Belize - Belize News - Channel5Belize.com - Great Belize Productions - Belize Breaking News
Home » Politics » Bradley targets Barrow in Queen’s Square
Jan 29, 2003

Bradley targets Barrow in Queen’s Square

Story Picture
Like most Belizean elections, the one in March is being fought over broad national issues. But, as in every campaign, certain constituency races have emerged as key battles in the overall war. Over the next five weeks we’ll focus on some of these high profile races and candidates that, for better or worse, are becoming symbols of the nationwide contest. Tonight News 5’s Jacqueline Woods talks to a candidate who, despite never being elected to any office, needs no introduction.

Dickie Bradley, P.U.P. Candidate, Queen’s Square

“Well noh care what Minster Barrow does the people in Queen’s Square have seen through him, his time is up. The funny kind ah campaign he’s carrying on in Queen’s Square will not help him. To use the words of one of his own candidates, tek ih money and vote ‘gainst ah.”

Jacqueline Woods, Reporting

Strong sentiments expressed by the P.U.P. Standard Bearer for the Queen’s Square Division, Richard “Dickie” Bradley. In 1998, Bradley lost the division by forty-seven votes. This second time around, he is even more determined to beat the area representative and U.D.P. leader, Dean Barrow. Bradley says that victory will be based on the hard work he has been able to accomplish in the past four and a half years.

Dickie Bradley

“Just over there is a park and a playground that we literally built from out of the bush on Curassow Streets. We have in fact put in a computer laboratory, there’s a multi-purpose basketball court right here at Queen’s Square Anglican, we’ve assisted with the canteen, we’re giving them additional land so that they can expand. There are nine hundred and twenty-seven students at Queen’s Square Anglican. On Monday, Prime Minister will come at St. Ignatius and he will inaugurate a basketball court that we have built there. There are one thousand, one hundred students at St. Ignatius, one of the largest primary schools. We have put in a health care with doctor, nurse, and dentist. On Monday Prime Minister will open the Queen’s Square fire station, which is something crucial to protect property in the neighbourhood. We have built a whole college, taken a juvenile jail, which used to be the hostel, and turn it into a high school, where today only three years after, three hundred and seventy-eight children, who otherwise would probably not have received a college education. There is a modern post office in that facility, the swimming pool.”

Jacqueline Woods

“Now people would say that you have been able to accomplish so much because your party is hell bent on seeing that you win over Dean Barrow, the Opposition Leader.”

Dickie Bradley

“Yes, that is part of Barrow’s propaganda to cover for the fact that for eighteen years, he’s simply is unable to put on television or in his newspaper just five things that he has done in eighteen years.”

Jacqueline Woods

“You have certainly not been shy about the way you feel about your opponent Dean Barrow and his party. But do you believe the vulgarity, the strong language is necessary, and is it affecting you and your party’s campaign?”

Dickie Bradley

“You need to look on the history of the campaign. Before 1998, certainly since 1998, myself, the civil servants who work with me, members of my family, my children have come in for some of the most vile personal attacks by Mr. Barrow and his henchman Mr. Finnegan. In terms of the coming campaign for example, they took a speech, which I spoke for about forty minutes in Orange Walk and splice up the tape to give the impression that I must be so…just to get up on a rostrum and say those things. You need to see the tape for yourself and hear what I said.”

Jacqueline Woods

“So you’re saying that everything you said…”

Dickie Bradley

“Is taken out of context. For example, I pointed out in Orange Walk, one, I always come to Orange Walk whenever the people invite me. They took out the part that’s convenient for them. I took time out to explain that in terms of Mr. Barrow and Mr. Esquivel, we must remember that fifteen percent VAT was being charged on everything in this country. The hard times we lived in, and that they were the big VAT men. They tampered with it in order to give the impression. And that is the type of thing that they excel on.”

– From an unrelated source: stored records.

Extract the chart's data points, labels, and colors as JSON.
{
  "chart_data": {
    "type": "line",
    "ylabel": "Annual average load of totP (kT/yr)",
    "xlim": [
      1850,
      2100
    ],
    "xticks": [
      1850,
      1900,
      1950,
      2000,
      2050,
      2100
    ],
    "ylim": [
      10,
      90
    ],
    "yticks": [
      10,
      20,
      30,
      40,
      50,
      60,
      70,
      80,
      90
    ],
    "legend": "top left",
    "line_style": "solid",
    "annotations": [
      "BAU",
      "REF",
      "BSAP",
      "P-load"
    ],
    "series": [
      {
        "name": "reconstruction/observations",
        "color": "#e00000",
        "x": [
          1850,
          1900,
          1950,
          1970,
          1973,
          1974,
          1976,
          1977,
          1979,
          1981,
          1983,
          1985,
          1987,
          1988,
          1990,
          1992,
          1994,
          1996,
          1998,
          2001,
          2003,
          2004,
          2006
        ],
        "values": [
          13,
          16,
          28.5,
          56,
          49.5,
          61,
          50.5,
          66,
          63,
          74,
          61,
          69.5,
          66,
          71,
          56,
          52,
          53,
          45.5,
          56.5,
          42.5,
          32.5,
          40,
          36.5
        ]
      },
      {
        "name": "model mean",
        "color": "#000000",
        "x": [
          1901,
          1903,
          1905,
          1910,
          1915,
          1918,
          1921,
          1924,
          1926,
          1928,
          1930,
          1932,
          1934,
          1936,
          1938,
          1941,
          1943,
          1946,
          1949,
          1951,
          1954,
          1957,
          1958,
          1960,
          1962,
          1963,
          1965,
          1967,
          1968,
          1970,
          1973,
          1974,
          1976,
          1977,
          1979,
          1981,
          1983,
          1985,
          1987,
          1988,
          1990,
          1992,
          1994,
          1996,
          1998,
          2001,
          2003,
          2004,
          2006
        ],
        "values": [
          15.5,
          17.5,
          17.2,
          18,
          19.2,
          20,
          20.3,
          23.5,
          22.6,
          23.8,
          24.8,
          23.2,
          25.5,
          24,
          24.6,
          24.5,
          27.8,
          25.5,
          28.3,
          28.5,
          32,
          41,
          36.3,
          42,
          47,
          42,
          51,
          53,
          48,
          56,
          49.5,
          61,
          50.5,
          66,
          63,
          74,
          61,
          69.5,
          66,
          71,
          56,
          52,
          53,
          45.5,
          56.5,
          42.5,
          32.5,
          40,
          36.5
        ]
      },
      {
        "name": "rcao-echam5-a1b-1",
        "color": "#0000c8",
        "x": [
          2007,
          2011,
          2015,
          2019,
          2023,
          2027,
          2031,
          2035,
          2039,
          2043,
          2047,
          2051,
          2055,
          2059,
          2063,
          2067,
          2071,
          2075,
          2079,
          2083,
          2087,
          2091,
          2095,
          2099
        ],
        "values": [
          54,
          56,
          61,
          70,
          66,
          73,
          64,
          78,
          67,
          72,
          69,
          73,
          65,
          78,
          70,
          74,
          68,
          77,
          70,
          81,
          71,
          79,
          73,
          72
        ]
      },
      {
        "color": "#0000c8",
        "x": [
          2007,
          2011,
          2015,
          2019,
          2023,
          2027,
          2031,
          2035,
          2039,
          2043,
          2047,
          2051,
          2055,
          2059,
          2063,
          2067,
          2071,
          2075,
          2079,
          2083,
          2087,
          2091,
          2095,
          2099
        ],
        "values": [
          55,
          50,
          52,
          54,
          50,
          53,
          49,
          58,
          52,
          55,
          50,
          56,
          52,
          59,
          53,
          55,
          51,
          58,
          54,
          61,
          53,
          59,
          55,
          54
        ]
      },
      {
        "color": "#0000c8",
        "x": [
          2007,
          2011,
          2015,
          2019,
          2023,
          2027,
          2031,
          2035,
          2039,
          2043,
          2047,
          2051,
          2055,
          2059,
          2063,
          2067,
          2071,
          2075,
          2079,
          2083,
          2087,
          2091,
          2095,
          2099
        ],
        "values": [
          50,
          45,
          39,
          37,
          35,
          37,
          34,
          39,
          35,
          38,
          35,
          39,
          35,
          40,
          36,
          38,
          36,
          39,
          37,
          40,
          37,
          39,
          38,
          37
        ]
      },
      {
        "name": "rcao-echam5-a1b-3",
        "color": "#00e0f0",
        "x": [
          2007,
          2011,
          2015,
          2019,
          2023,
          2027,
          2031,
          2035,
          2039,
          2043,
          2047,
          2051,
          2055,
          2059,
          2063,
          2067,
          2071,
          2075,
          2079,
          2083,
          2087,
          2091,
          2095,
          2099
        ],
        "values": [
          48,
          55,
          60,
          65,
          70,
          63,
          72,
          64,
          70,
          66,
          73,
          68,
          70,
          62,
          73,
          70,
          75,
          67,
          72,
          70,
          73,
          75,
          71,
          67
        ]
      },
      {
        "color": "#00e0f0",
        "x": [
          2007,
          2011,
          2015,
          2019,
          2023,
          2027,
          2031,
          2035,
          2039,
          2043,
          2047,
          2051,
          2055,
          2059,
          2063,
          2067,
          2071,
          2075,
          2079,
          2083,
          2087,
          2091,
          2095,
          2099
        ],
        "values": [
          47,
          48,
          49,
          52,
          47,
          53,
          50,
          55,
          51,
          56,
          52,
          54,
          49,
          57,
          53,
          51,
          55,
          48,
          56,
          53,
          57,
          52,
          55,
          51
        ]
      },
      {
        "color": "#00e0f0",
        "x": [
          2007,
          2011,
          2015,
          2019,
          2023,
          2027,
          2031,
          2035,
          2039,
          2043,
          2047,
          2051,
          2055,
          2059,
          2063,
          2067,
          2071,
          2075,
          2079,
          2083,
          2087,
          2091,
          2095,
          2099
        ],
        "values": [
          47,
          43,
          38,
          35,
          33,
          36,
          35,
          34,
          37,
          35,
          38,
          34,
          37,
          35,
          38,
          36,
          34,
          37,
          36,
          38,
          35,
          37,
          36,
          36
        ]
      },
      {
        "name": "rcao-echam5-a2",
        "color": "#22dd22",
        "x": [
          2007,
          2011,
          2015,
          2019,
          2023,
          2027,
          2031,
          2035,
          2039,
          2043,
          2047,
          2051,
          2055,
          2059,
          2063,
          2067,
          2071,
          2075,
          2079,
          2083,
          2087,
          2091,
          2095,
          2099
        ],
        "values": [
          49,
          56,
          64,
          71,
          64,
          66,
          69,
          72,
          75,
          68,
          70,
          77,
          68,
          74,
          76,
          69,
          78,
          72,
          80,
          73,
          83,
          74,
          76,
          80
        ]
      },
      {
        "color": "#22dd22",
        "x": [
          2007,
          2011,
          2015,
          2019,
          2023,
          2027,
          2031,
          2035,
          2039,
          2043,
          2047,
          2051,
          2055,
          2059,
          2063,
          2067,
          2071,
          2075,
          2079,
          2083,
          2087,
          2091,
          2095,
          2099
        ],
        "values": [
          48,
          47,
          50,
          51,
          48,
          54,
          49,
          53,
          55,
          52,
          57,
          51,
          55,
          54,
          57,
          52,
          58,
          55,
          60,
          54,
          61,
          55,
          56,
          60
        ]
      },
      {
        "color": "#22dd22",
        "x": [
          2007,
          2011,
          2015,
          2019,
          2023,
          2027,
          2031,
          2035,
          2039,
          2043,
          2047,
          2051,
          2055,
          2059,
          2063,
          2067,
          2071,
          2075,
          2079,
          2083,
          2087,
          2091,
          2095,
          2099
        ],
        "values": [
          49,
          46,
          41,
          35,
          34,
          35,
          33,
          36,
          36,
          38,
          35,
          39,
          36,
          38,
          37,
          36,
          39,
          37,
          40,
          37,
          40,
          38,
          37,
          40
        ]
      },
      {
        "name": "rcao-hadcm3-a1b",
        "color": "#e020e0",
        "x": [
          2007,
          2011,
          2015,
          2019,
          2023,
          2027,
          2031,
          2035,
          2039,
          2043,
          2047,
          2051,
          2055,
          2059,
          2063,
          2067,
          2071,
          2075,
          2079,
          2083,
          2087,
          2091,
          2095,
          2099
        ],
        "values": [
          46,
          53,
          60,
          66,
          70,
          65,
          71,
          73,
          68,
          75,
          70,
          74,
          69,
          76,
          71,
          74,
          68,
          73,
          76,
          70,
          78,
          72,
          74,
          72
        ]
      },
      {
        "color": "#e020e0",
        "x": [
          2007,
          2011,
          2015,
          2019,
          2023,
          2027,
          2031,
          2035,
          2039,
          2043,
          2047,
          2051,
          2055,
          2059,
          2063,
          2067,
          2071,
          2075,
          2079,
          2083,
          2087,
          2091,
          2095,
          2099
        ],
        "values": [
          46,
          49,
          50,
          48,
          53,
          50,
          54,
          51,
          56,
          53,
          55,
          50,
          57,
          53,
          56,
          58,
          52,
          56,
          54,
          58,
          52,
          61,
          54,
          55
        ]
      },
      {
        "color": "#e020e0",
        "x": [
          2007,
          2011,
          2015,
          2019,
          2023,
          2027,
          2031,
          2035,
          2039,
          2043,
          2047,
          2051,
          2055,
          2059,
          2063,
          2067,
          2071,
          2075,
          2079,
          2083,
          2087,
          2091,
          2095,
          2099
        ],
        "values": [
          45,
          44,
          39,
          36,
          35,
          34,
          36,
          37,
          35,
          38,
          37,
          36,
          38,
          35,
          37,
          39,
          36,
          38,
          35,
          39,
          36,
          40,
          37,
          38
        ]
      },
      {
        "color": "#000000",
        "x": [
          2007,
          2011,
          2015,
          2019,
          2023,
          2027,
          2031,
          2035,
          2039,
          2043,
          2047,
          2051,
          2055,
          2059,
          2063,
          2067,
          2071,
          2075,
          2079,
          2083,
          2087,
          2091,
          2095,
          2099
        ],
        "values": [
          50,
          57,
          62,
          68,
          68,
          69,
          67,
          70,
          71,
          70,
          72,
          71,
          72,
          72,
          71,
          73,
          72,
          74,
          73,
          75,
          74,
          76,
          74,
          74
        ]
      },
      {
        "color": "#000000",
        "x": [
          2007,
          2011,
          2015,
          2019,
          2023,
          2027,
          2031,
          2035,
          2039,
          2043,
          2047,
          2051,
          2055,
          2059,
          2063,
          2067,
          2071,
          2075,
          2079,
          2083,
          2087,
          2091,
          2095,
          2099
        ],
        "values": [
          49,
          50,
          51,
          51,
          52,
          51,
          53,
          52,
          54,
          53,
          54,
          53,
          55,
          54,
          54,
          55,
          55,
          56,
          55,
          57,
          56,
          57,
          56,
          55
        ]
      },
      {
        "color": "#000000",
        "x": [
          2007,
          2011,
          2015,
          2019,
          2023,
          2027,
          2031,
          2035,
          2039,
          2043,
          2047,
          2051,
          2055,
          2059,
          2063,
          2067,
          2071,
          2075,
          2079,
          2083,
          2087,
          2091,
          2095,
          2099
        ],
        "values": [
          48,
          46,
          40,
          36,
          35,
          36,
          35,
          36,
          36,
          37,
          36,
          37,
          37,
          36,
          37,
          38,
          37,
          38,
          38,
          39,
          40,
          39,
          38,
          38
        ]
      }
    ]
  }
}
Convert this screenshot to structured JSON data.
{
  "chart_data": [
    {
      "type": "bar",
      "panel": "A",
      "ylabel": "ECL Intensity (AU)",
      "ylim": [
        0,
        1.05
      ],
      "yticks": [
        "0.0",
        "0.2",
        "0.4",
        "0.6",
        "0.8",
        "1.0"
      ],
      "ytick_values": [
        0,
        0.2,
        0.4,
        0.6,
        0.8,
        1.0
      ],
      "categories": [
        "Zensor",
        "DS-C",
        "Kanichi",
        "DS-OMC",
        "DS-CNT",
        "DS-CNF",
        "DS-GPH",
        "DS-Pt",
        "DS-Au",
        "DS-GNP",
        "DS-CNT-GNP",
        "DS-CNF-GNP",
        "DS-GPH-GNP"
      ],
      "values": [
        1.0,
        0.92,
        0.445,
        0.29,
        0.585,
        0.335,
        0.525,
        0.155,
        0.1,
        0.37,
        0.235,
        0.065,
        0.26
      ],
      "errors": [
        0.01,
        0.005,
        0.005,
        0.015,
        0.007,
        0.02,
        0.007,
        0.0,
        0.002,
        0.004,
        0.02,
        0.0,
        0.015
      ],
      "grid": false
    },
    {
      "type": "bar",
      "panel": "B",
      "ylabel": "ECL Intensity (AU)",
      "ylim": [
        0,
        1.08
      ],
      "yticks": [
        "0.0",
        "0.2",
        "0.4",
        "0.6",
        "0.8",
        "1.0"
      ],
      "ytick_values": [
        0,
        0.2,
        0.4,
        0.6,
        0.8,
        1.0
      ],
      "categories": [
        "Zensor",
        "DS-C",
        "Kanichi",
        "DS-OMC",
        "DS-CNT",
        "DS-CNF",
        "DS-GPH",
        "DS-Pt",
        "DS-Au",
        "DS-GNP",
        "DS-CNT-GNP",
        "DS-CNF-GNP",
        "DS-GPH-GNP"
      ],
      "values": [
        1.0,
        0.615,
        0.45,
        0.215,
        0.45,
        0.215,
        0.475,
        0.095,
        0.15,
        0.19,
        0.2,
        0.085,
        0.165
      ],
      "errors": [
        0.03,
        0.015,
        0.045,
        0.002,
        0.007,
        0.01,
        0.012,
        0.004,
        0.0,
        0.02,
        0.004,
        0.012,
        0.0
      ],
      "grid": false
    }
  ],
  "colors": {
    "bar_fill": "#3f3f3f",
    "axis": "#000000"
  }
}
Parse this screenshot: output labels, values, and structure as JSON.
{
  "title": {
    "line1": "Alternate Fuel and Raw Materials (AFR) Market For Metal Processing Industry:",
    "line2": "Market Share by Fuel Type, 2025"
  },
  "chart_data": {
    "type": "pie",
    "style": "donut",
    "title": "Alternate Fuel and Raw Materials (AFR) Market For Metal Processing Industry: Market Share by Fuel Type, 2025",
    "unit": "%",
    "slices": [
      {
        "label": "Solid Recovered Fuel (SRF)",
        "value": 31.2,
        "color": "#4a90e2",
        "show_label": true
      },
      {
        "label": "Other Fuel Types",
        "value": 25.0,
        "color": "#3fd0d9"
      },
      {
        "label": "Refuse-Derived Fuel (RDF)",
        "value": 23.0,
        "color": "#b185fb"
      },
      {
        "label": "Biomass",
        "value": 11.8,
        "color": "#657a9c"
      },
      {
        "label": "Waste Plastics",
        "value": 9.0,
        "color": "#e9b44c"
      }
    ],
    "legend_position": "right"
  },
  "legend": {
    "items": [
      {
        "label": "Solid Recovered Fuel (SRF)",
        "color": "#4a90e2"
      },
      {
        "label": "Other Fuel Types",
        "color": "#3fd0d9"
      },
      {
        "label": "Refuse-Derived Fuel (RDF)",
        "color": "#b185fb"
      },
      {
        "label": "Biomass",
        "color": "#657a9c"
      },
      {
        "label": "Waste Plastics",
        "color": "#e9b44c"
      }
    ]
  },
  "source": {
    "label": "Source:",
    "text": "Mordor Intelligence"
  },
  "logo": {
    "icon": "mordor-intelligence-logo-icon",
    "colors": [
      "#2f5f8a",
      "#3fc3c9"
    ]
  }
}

Like any confident politician, Bradley predicts that it will be a landslide victory for him and his party. But it is the voters of Queen’s Square who will make that decision. And judging from the amount of advertising this one race has attracted, whoever wins will have spent a considerable amount of time…and money on the effort. Jacqueline Woods reporting for News 5.


Viewers please note: This Internet newscast is a verbatim transcript of our evening television newscast. Where speakers use Kriol, we attempt to faithfully reproduce the quotes using a standard spelling system.